Sebotol madu setia menemani hidangan di meja perjamuan. Tangan tangan berebut tak membiarkan. Begitu berharga dalam campuran hidangan. Lidah lidah penyuka manis pun telah tertawan.
Namanya terpatri jadi dambaan. Bertahta di singgsana hati pengunjung perjamuan. Tak sedikit mereka harus berlarian, demi mereguk manisnya minuman.
Sementara di sana, ada hati yang terkoyak. Menyaksikan adegan demi adegan. Sang permata diperebutkan. Apalah daya. Permata hati harus memainkan peran, sebagai pelengkap hidangan.
Manakala sisa madu hampir di nadir penghabisan, napas sudah tertahan. Perjamuan pun hampir menapaki awal kenangan, madu lirih merintih pelan. Akan kah ia nanti tetap di kenang?

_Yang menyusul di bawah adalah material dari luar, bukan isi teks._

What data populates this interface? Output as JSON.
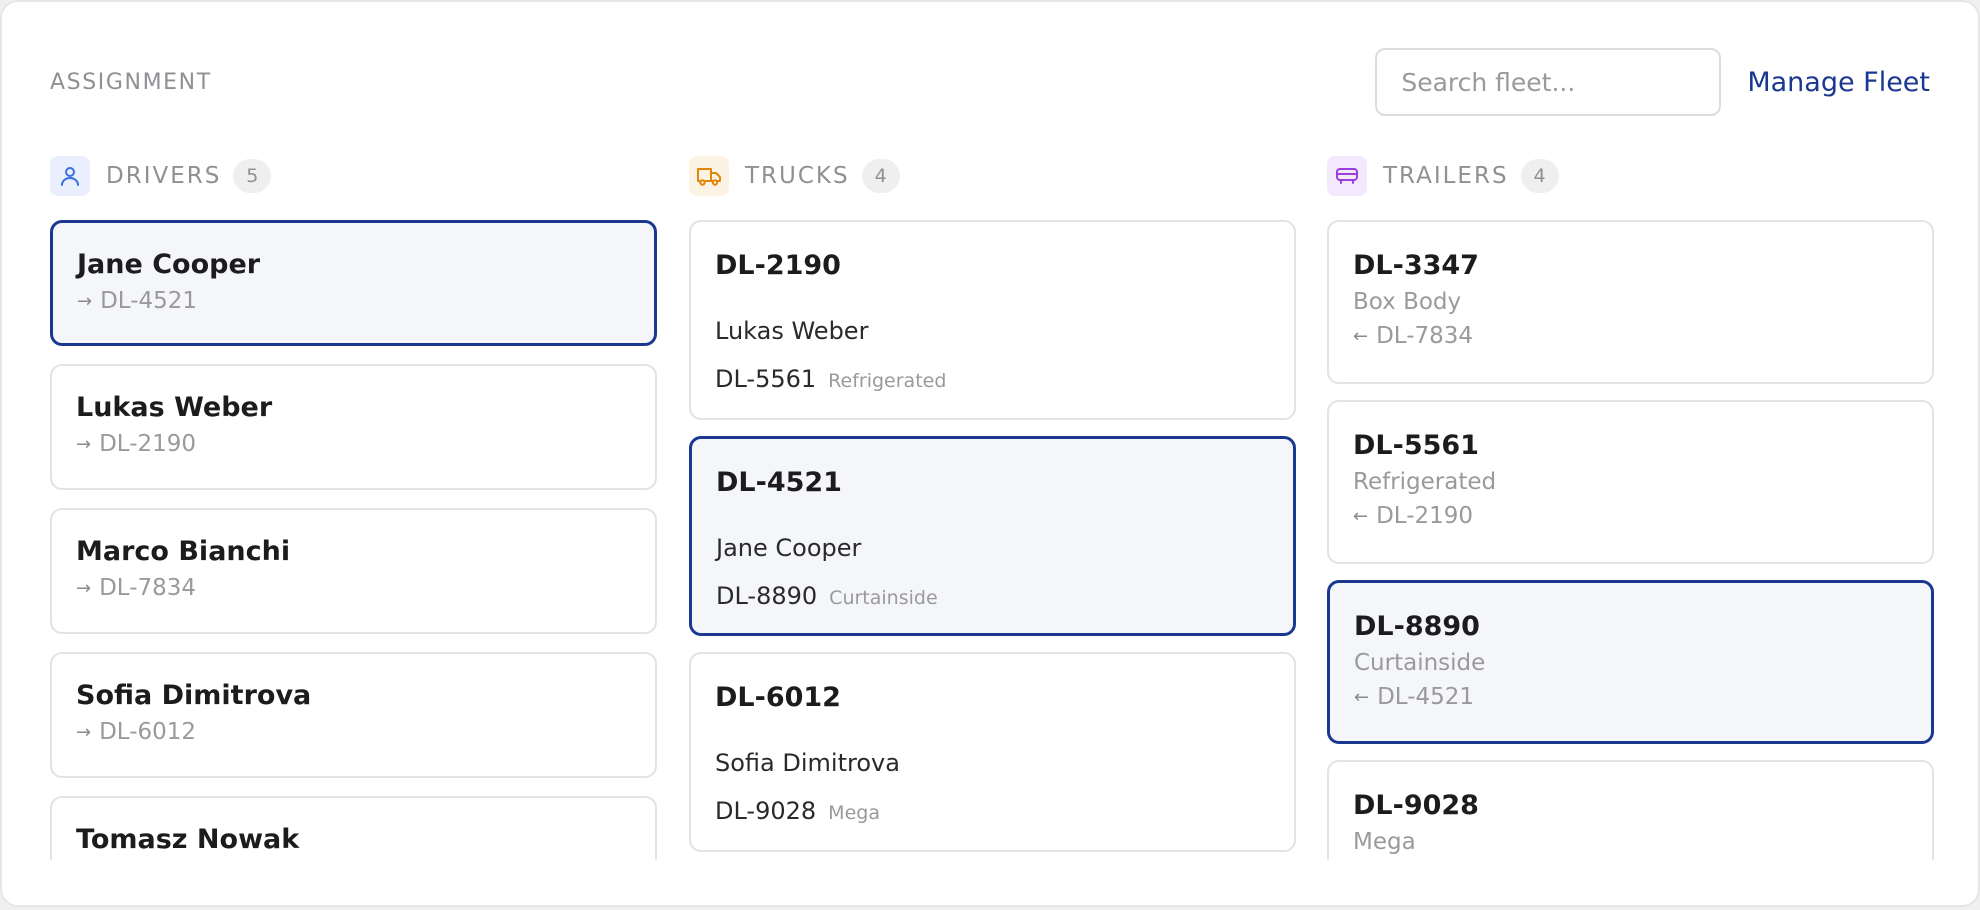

Sebotol madu haru dalam tatapan. Pengunjung perjamuan mulai berbalik badan, sisakan tumpukkan nampan. Sesekali mereka berdesakan. Tak sadar sudah menyentuh, hingga madu pun tersia tumpah dibiarkan.
Tak terasa butiran-butiran bening mengaliri sebuah penantian. Berharap ada yang sudi kembalikan pada sebuah kemewahan martabat. Akhirnya, dengan sedikit ketegaran. Bangkitkan lagi pesona pada kepantasan, berbekal kesabaran benih penghambaan pada Tuhan.